Forum Moderators: open

Message Too Old, No Replies

Chinese text - charset

         

yllai

1:01 am on Jan 2, 2007 (gmt 0)

10+ Year Member



I want to display chinese text in my web. I know that I have to set meta tag. So, what is the most common charset type for all browsers?

I have seen some webpage containing chinese text can display it nice ly, some need user goto change the language encoding. Can this problem can be solve? How? Where can I get more info about this?

Thanks...

bill

1:21 am on Jan 2, 2007 (gmt 0)

WebmasterWorld Senior Member 10+ Year Member Top Contributors Of The Month



The most standard Chinese charsets are:
  • GB2312 - Simplified Chinese (mainland)
  • big5 - Traditional Chinese (Hong Kong, Taiwan)

Some people have reported successful use of UTF-8 as well, but keep in mind that you'll get the best compatibility with the aforementioned charsets.

yllai

9:10 am on Jan 2, 2007 (gmt 0)

10+ Year Member



thanks for advice

commanderW

8:14 pm on Jan 2, 2007 (gmt 0)

10+ Year Member



Also - check out the unihan database at unicode.org
[unicode.org...]

shutuzhe

9:10 am on Jan 11, 2007 (gmt 0)

10+ Year Member



GBK is better now

bill

2:46 am on Jan 12, 2007 (gmt 0)

WebmasterWorld Senior Member 10+ Year Member Top Contributors Of The Month



GBK is better now

Better than which encoding? I can see the advantages as GBK is a superset of GB2312, but I've not seen it in use much.

DamonHD

1:37 pm on Jan 12, 2007 (gmt 0)

WebmasterWorld Senior Member 10+ Year Member



Hi Bill (and others),

Are there actually any hard numbers on what %ages of the browsers used by real Chinese native-language users, in the PRC, rest of AsiaPac and elsewhere, actually support (and have decent fonts for):

UTF-8
Big-5
etc?

and what any trends are?

Would I get useful/accurate data by collecting HTTP headers?

I'm using UTF-8 for all languages in all countries, and would need see real value in making a special case for my PRC server or users. My conversion rates there are still low, but I suspect UTF-8 browser support problems are only a small part of the issue!

Rgds

Damon

bill

3:13 pm on Jan 13, 2007 (gmt 0)

WebmasterWorld Senior Member 10+ Year Member Top Contributors Of The Month



The CNNIC site has some interesting reports available in English [cnnic.net.cn], but I didn't see that particular stat. Offhand I would say that there is a much larger portion of Chinese speakers who would use GB2312 rather than Big5.

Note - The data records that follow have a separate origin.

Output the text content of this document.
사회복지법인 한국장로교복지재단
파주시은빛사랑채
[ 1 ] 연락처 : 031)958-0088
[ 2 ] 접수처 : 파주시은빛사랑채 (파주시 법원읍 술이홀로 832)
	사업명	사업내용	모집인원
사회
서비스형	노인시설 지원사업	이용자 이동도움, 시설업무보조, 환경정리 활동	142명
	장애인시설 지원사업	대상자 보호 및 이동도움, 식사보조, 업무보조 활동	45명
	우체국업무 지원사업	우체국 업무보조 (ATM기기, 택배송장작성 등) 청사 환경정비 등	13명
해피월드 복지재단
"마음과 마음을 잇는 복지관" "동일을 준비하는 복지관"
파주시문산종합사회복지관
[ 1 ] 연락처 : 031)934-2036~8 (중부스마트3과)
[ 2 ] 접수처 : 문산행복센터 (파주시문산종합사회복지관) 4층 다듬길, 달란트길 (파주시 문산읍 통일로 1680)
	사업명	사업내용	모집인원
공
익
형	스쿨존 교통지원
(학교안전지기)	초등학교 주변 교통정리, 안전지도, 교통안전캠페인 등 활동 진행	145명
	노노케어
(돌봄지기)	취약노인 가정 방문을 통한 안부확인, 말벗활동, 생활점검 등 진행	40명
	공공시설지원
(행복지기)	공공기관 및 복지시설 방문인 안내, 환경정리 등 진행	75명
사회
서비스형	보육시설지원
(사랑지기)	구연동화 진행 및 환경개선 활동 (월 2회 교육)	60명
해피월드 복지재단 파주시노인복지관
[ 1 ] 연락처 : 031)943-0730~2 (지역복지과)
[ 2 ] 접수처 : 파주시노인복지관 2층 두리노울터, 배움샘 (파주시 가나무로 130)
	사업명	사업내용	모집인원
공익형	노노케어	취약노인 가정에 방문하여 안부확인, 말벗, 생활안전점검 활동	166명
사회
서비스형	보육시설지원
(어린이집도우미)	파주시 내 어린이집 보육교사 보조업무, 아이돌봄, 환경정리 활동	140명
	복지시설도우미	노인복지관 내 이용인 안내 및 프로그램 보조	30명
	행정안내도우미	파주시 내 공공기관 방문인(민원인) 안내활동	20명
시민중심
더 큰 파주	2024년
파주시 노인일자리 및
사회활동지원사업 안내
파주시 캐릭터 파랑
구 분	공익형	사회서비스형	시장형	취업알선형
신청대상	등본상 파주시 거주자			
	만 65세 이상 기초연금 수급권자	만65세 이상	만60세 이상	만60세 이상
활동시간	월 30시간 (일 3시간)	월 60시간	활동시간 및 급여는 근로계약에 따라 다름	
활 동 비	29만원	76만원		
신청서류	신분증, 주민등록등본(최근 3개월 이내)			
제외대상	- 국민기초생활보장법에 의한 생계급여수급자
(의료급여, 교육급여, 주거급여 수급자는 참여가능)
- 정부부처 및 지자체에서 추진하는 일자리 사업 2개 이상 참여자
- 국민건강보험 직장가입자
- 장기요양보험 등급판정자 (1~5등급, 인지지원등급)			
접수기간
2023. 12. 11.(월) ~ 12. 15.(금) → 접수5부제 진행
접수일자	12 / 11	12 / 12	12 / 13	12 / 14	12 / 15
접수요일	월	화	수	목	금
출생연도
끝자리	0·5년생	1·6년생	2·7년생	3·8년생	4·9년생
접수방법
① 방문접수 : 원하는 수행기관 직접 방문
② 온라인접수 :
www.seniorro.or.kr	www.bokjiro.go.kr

However, in the case that you've got a working UTF-8 site I don't know that you'd see much benefit in changing the site over. You could invest that time and money into testing the UTF-8 site and making sure there are no issues for you audience.

inbound

3:25 pm on Jan 13, 2007 (gmt 0)

WebmasterWorld Senior Member 10+ Year Member



There are 3 main things that you can do to help a browser use the correct character set:

1. Use the correct HTTP Header to set the character set for the document (very simple in PHP)

2. Declare the characterset in the META tags of the document

3. (and often overlooked) Use <form accept-charset="?"> in forms to state that data should be in the given charset.

Using all 3 may be a little over the top but it often makes life easier in the long run (what if your Header and META charsets are different and browsers change to being more strict?)

Also, you should be aware that handling data from different (or potentially different) charsets can be problematic in PHP. UTF-8 causes many issues with PHP4 (as will other multi-byte sets) as their string functions work at byte level. I don't know about other languages as PHP is the one we use (as we don't have many such issues now).

DamonHD

7:12 pm on Jan 13, 2007 (gmt 0)

WebmasterWorld Senior Member 10+ Year Member



Hi,

Thanks for that. I'm doing (1), I'm not doing (2), and (3) isn't applicable (I have no forms).

Rgds

Damon